Publicado 14/07/2025 13:02

Ferramenta desenvolvida para ajudar a prever a resistência do ovo ao processo de vitrificação

Archivo - Arquivo - Inseminação artificial, fertilização in vitro
ILEXX/ ISTOCK - Arquivo

MADRID 14 jul. (EUROPA PRESS) -

Uma equipe do Fertilab Barcelona e do Fertibank desenvolveu uma ferramenta que prevê com precisão a resistência de cada óvulo ao processo de vitrificação, uma técnica de congelamento usada para a preservação e uso posterior de gametas, por meio da análise de um vídeo em tempo real de como os óvulos reagem durante os primeiros minutos do processo.

A ferramenta foi apresentada no Congresso da Sociedade Europeia de Reprodução Humana e Embriologia (ESHRE) de 2025 e, de acordo com os responsáveis por seu desenvolvimento, representa um salto importante em direção à personalização e à eficácia dos tratamentos de fertilidade.

Esse novo instrumento captura vídeo em tempo real de cada óvulo durante o processo de vitrificação, com duração de até seis minutos. Usando um software exclusivo, são analisados os principais parâmetros dinâmicos, como a mudança no tamanho do óvulo, a taxa em que ele perde e recupera água e as variações em seu formato. Esses dados refletem a adaptabilidade osmótica do ovo, um fator crucial para sua sobrevivência após o congelamento.

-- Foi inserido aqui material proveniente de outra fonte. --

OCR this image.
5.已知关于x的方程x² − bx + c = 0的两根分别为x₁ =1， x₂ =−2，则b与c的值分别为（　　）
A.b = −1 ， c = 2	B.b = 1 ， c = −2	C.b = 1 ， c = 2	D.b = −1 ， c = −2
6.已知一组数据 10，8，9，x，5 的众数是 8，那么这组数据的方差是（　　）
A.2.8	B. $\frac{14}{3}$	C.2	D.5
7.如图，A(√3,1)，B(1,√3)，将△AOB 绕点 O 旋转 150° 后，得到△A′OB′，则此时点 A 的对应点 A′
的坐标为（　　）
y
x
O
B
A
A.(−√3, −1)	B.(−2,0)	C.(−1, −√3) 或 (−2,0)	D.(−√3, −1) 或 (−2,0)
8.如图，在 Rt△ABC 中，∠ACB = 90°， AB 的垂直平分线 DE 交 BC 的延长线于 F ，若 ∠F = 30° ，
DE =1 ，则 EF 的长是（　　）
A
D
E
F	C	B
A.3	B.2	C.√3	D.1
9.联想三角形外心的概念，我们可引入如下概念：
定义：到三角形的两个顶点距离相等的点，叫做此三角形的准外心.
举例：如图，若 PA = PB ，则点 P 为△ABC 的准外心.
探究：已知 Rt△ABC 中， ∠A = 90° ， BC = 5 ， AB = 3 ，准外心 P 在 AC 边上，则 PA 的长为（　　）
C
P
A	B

No estudo, realizado em 58 ovos maduros 'in vitro' (IVM), foram detectadas fortes correlações entre a taxa de desidratação e outros parâmetros que possibilitam prever a resistência do ovo ao estresse de vitrificação. "Esses indicadores biológicos nos ajudam a entender melhor o comportamento do óvulo e a selecionar aqueles com maior potencial para sobreviver e dar origem a embriões viáveis", disse Sergio Novo, embriologista e pesquisador do estudo.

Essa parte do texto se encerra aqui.